35 seconds into the synchro, the Sopranos become bored. The swimmers are summarily executed; their corpses drift aimlessly in the water. [music abrubptly cuts off]
Nikki screams. It’s all going horrible again! And now the big tiki heads at the back of the bar stand up. Inside are three Nikki Clones, dressed just like her! They begin to dance [music: Kylie Minogue, “Can’t Get You Out of My Head.”] and move towards her menacingly. The corpses of the synchro performers stand up and do the same. Nikki screams again!
Showing the pluck that made her an international star, for about 17 minutes, Little Nikki begins to sing her big ‘aren’t we all one big family and isn’t the future bright’ number. [music: Sydney 2000 opening ceremonies, Nikki Webster singing “Under the Southern Sky”] The entire ensemble joins her in a series of interpretive hand motions. Vendors appear in the stands selling Nikki t-shirts and “Nikki on a Stick” fashion dolls. Nikki is raised on the shoulders of the crowd triumphant.
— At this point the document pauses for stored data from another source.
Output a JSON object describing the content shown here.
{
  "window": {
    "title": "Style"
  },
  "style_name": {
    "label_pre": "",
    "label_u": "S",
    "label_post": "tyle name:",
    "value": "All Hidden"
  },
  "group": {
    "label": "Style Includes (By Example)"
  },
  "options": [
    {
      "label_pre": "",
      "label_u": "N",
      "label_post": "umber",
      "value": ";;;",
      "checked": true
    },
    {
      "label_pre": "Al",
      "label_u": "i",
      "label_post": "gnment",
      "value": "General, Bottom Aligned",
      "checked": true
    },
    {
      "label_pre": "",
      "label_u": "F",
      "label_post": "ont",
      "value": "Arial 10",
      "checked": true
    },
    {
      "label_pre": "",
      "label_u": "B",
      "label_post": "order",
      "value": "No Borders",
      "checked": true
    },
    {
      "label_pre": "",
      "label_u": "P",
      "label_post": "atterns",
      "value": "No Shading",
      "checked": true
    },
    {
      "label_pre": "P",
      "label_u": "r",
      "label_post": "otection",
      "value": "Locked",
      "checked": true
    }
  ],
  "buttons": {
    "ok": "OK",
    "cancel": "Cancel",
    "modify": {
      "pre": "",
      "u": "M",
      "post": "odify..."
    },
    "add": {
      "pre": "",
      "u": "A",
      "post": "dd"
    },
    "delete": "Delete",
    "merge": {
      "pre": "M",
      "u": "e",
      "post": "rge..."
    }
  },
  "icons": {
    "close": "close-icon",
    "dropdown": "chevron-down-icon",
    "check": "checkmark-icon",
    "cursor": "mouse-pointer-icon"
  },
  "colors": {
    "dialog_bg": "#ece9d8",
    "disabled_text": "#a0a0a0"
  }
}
And then the Sopranos fit her with a pair of cement shoes and drop her in. The ensemble waves a happy goodbye to little Nikki (except the lounge singer, who weeps despondently). Exeunt. [music: Sydney 2000 opening ceremonies, end-of-Nikki’s-dream-everybody-leaves-the-field theme.]
Yes, we did all that in under 5 minutes.
And the crowd went wild! The locals ate it up! They recognized Nikki and Thin Arthur and Auntie Jack right off the bat! (Which is a good thing, because the Americans had no idea what was going on.) They loved the fish! We won the “Best Interpretation of Theme” award, which was a case of Aussie Chardonnay! And we took third in the overall judging!
Jubilation reigned. Much of the PF squad went to the Sydney Tower’s revolving restaurant to celebrate. Spectacular view.
Yesterday, we went to Palm Beach, another trip well north of the city. Great beach, and then late in the afternoon there were parasurfers, who were amazing.
Last night: the closing ceremonies—much less grand than the opening—and then the Farewell Party, at which a few thousand people danced until 5 am. Extremely fun, but clearly much easier to do if you’re on heavy drugs, which I would like to stress I was not. I wore my olive green neotrad Utilikilt.
That’s all for now. There’s an almost-5-year-old who is parading up and down the hallway outside this room singing “Eleanor Rigby.” Between that and the lack of sleep, my ability to construct sentences is collapsing catastrophically.